Die APG hat den gesetzlichen Auftrag, für die sichere Stromversorgung in Österreich zu sorgen.
Österreichs Versorgungssicherheit liegt mit einer Stromnetzverfügbarkeit von über 99,99 % im weltweiten Spitzenfeld. Die sichere Stromversorgung ist die Basis unserer modernen, nachhaltigen, digitalen Gesellschaft.
Die Frequenzstörung vom 8. Jänner 2021 hat uns jedoch vor Augen geführt, dass lokale, unvorhersehbare Ereignisse zu ernsten Krisensituationen führen können.

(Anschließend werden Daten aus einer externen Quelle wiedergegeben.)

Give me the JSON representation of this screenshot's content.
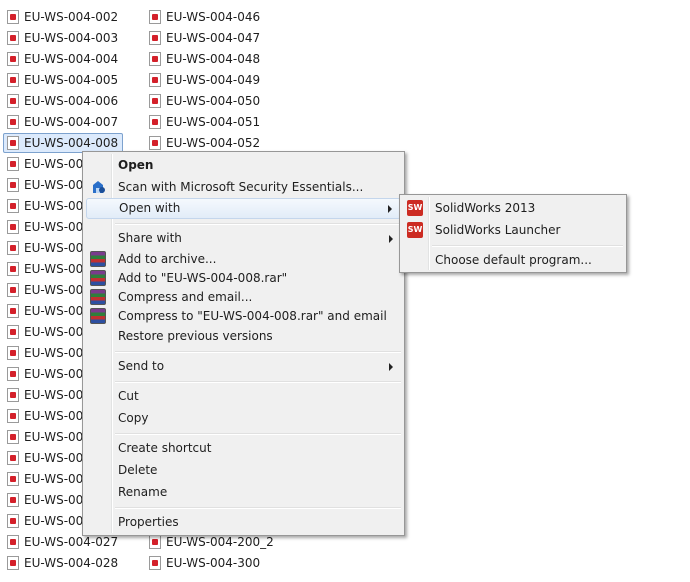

Gleichzeitig haben die vorgesehenen Schutzmechanismen auf europäischer Ebene bzw. die von den Übertragungsnetzbetreibern europaweit akkordierten Maßnahmen gezeigt, dass wirüber gute Instrumente auf nationaler und internationaler Ebene bei derartigen Krisen verfügen.
Welche Gründe kann ein Blackout haben?
Ursachen für ein Blackout sind immer entweder der Zusammenbruch des Stromnetzes oder ein unvorhergesehenes starkes Ungleichgewicht zwischen Erzeugung und Verbrauch.
Wichtig ist, dass unser Stromnetz eine sogenannte n-1-Sicherheit aufweist. Das bedeutet, das System muss den einfachen Ausfall eines Elements im Netz, eines Kraftwerks oder einer Leitung verkraften können.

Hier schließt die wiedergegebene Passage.